How to analyze a data set with < & > values?

RwM

New Member
#1
We are working on vernal pool botany. *There are two types of pool, Natural (control) and Constructed (experiment).

Within each pool, over 8 years, we determined the species, number and percent of pool covered by each species. *I analyzed all that data with one and two-way anova's, and matched pairs analysis. *The data I'm having trouble with was collected by another researcher, with a different data need, so its not at all like what we have, but does contain useful information.

The data are organized like this:


Species Group Species Natural Constructed
V Pool Sp A <20 >20
V Pool Sp B 0 <20
V Pool Sp C <20 >20
V Pool Sp D <20 >20
V Pool Sp E 0 >20

NON-VP WETLAND A <20 >20
NON-VP WETLAND B 0 <20
NON-VP WETLAND C 0 >20
NON-VP WETLAND D <20 0
NON-VP WETLAND E 0 >20

NON-WETLAND F <20 0
NON-WETLAND G 0 >20
NON-WETLAND H >20 >20
NON-WETLAND I <20 0
NON-WETLAND J 0 >20

There are 10 natural vernal pools, and 24 constructed pools. *What I need is a statistical test to determine if there is a significant difference between the two types, and someway of graphically showing such differences if possible.

We've never dealt with > < data values before, and am at a loss as to how to proceed; but I am sure the data contain information that will be useful for the study. *Any assistance will be greatly appreciated.

I am aware of Cochran's Q for dichotomous data, but as you see above, I have 3 values, 0, <20 and >20. Seems to me assigning a '1' for the < and > data means loss of important information.

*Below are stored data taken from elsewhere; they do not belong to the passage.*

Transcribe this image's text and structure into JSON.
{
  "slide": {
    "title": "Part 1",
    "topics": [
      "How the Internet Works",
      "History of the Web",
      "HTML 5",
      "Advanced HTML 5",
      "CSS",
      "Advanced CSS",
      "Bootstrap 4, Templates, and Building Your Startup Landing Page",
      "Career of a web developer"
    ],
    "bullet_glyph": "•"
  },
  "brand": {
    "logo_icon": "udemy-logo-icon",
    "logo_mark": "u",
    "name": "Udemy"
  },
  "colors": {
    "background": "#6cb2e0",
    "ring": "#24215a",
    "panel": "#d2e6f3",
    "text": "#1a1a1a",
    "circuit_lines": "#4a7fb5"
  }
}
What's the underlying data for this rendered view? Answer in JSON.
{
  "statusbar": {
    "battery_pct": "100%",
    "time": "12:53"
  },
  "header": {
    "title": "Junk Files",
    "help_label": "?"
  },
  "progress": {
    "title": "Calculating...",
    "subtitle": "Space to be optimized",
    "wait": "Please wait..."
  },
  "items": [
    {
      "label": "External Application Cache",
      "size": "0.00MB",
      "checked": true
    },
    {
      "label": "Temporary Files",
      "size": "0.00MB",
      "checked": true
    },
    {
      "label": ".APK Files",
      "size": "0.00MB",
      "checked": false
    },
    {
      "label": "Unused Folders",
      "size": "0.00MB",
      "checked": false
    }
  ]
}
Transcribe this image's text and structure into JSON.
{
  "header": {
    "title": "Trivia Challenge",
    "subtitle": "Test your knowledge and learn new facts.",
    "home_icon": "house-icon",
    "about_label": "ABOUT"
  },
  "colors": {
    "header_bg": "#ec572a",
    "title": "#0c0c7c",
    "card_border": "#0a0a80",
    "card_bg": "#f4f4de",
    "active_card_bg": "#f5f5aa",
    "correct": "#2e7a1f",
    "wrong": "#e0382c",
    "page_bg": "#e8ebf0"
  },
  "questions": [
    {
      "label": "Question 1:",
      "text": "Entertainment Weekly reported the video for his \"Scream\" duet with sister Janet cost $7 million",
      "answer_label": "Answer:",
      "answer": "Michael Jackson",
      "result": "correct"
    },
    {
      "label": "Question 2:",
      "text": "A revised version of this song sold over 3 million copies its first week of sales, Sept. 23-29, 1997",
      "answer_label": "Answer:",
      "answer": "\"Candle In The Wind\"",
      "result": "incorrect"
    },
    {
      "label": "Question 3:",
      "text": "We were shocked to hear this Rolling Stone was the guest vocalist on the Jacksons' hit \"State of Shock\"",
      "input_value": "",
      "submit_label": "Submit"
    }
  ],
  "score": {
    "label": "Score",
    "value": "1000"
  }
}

Any suggestions on how to analyze such a data set?
 
#3
Hi RwM,

Not sure if you got your answer yet, but have you considered treating your data as ordinal, where 0 equal 0, 1 is <20, and 2 is >20? Then you could conduct a Mann-Whitney U test (I think the 2 pools are independent, right?). Another option is to treat the data as categorical and conduct Fisher's exact test on pool (vernal, constructed) and value (0, <20, > 20).

A bar chart showing the number that fall within each value category could be displayed for each pool side-by-side.

Hope this helps and isn't too late
 

bugman

Super Moderator
#4
Dason is right, this is censored data (right and left). There is a general rule with left censored water quality data, that the midpoint is used - so for a value of <0.10 you would use 0.05.

However, this usually crops up as an artefact of being below detectable limits for example. In your case, it looks like this study was deliberately constructed this way and should therefore, as mostater suggests, be treated as categorical. This could have been due to time or financial limitation of the project in its initiation.

Do not code as 1 for < and > this is vital information. look at log linear modelling, which will allow you to fit interaction terms based on count data (i.e. count occurrences of >< and O within each category). With this, you should also be able to plot your data as relative frequencies for each pool type across different years.

HTH.

P